Good Friday, Shaftesbury

Jn 18-19
"My kingdom is not of this world" -so The Lord declared to Pilate.
And yet, everything in His words and deeds, and in how St John describes the narrative for us, makes it clear He is a king:
He has a crown -albeit a crown of thorns.
He has a royal purple robe -even if it is put on Him in mockery.
And He reigns from a throne -the throne of the Cross, a throne unlike any other, for a king unlike any other.

His "kingdom is not of this world". But what is His kingdom about? And what sort of a king is He?
The answer that The Lord Himself gives to Pilate is that it is about "truth".
This might seem like a rather odd and abstract foundation, especially for modern people living in a relativistic age where, like Pilate, it is felt that there is no such thing as "truth".
But why does Jesus die?
For a lie? For a fantasy? For an opinion?
No. For truth.
But, What "truth"? The truth that is Himself, He who said, “I am… the truth”(Jn 14:6). But let me note three subsidiary but foundational truths:

The most foundational truth? The truth that He loves us.
This is not a mere wish, or dream. He, and the Heavenly Father, have made this clear by His choosing to undergo the death of the Cross. The Cross stands as an eternal sign that He loves us.
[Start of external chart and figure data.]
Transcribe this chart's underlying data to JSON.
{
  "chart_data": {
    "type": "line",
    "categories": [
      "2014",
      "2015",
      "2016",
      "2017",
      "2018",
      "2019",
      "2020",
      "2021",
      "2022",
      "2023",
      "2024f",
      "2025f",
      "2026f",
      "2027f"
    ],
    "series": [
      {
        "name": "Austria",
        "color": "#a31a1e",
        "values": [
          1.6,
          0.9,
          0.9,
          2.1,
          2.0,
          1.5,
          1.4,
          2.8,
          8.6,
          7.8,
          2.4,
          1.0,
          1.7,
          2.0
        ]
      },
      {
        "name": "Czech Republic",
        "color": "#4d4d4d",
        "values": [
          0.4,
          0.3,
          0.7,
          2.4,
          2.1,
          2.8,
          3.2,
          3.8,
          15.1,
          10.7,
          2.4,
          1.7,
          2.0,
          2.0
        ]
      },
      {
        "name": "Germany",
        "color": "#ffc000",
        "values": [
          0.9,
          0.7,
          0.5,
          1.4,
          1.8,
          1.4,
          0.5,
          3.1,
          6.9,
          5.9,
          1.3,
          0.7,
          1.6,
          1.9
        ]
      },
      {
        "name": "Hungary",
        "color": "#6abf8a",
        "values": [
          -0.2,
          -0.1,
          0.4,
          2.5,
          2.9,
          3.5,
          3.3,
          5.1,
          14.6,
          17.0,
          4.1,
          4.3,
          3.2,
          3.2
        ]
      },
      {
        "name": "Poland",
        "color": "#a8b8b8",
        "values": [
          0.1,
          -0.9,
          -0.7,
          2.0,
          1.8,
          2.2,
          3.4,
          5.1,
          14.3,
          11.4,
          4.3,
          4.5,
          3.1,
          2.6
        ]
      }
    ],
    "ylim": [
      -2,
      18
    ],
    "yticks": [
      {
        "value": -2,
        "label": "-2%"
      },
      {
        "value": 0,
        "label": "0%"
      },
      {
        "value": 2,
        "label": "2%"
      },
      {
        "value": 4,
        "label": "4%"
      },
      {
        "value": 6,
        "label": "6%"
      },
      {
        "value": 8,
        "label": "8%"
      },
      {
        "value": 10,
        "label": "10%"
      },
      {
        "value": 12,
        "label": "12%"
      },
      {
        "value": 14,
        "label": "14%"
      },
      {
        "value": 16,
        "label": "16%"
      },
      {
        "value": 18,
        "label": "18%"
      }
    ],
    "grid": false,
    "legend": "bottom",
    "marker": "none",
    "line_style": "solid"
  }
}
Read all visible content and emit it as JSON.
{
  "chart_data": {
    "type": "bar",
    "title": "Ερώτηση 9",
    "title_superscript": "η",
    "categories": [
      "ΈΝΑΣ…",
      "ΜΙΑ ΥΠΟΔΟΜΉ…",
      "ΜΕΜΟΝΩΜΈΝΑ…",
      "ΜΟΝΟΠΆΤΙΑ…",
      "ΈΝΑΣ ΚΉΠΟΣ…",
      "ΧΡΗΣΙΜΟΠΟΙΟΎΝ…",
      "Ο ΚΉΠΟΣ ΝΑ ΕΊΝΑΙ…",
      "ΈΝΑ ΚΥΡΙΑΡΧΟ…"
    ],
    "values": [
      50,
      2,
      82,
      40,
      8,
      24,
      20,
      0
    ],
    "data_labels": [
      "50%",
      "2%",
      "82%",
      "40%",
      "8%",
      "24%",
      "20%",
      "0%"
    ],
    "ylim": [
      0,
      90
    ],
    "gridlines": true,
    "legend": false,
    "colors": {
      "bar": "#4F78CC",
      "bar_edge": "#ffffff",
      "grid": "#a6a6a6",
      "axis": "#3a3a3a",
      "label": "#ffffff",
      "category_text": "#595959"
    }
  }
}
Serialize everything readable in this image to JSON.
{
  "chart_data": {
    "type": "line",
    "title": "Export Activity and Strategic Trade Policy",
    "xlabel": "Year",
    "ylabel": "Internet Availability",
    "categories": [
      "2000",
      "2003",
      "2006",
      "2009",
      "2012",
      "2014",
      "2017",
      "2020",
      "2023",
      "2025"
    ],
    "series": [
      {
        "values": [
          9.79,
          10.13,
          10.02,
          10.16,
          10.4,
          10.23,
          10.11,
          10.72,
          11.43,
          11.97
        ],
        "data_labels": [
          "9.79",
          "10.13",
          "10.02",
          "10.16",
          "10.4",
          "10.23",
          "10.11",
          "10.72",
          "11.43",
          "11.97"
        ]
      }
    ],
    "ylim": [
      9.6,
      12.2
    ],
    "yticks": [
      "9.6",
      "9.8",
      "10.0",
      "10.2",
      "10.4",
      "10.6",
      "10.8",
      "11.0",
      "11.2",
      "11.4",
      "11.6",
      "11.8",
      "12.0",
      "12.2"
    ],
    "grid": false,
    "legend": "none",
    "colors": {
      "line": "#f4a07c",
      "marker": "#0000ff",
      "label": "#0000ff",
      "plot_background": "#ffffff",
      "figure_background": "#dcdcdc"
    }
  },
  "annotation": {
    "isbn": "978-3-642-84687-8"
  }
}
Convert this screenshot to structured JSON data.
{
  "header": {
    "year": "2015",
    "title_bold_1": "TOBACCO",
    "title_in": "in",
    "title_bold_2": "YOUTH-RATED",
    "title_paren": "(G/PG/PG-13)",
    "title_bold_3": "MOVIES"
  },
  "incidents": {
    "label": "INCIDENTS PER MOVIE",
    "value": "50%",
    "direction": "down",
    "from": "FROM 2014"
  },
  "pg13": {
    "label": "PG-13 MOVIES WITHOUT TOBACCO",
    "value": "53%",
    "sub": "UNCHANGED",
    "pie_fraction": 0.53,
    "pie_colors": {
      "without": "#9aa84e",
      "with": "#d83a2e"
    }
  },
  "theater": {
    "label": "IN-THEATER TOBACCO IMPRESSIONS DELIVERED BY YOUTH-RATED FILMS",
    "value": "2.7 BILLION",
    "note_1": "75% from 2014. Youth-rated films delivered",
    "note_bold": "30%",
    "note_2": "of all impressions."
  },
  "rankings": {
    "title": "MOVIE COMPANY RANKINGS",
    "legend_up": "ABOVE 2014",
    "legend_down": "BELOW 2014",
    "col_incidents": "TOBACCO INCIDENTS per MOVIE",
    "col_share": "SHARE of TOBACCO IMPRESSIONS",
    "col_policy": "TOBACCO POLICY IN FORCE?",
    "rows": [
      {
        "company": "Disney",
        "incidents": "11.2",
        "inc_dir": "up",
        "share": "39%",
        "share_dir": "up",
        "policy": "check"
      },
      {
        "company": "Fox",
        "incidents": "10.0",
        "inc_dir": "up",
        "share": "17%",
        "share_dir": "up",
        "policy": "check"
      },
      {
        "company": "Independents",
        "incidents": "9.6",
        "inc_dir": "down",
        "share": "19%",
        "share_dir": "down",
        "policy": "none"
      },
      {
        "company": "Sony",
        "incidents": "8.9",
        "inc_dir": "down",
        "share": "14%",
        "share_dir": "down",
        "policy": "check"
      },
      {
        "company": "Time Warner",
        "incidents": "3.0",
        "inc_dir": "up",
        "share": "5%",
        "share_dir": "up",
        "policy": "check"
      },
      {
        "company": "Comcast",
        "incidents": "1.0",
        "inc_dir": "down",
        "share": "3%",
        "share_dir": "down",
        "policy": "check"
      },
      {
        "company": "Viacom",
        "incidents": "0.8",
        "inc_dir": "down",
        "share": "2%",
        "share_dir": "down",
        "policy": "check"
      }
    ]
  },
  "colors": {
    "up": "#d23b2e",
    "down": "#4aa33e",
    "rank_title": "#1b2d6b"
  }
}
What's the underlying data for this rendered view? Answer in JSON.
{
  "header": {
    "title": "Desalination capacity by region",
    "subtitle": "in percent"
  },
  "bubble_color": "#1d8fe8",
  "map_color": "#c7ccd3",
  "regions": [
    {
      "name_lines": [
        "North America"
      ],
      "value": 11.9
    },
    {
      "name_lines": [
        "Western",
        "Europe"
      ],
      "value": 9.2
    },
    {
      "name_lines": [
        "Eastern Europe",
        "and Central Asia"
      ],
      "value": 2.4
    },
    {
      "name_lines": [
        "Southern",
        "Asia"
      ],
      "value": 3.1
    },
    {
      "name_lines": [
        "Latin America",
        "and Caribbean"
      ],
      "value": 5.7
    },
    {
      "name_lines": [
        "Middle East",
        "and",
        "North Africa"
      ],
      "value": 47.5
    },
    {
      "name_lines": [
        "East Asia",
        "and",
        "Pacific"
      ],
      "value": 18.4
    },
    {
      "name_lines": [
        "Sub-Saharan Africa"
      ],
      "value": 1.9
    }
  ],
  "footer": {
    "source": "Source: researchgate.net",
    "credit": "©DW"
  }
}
Another truth: The truth that we are sinners in need of a saviour.
This is not a fashionable truth. But the Cross is not about fads or fashions. It is about something that lasts through every age -even if men in some ages pay less attention to it than men in other ages.

A third truth: The truth that He is merciful.
Mercy is not the same as love, it is a particular manifestation of it, as Blessed Pope John Paul II said: mercy is love in action.
Mercy sees sin and sees the sinner. Sees the horror of the reality for all that it is.
And yet, mercy makes a choice: the choice to forgive. Not a pretence that the sin wasn't really there, not a pretence that it didn't really matter. No. Mercy see it. Knows it matters. But chooses to keep loving us anyway. Chooses to forgive us.

Which brings me back to His kingdom and kingship not being of this world.
Kingship, I think it's true to say, is frequently seen as being a thing about power.
And how is the power of Christ's kingship exercised?
We might note the sort of 'inner' power of character that enables Him to forgive so thoroughly. It takes strength to forgive.
We might note an 'outer' power too, the power that works the coming Resurrection. The power that is not defeated in death.
And, unlike worldly kings, it is a power that is eternal. Worldly kings and their kingdoms rise and fall. Whereas: the kingship of Christ was before the Creation of His world, will last until He judges the remnants of His world at "the end of the age", and will remain forever in "the new heaven and the new earth".

"You are a king then?"
Yes. But not like other kings.
A king of truth, of love, of redemption, of mercy.
A king truly worthy of having us come and serve Him, of having us come and kiss His feet.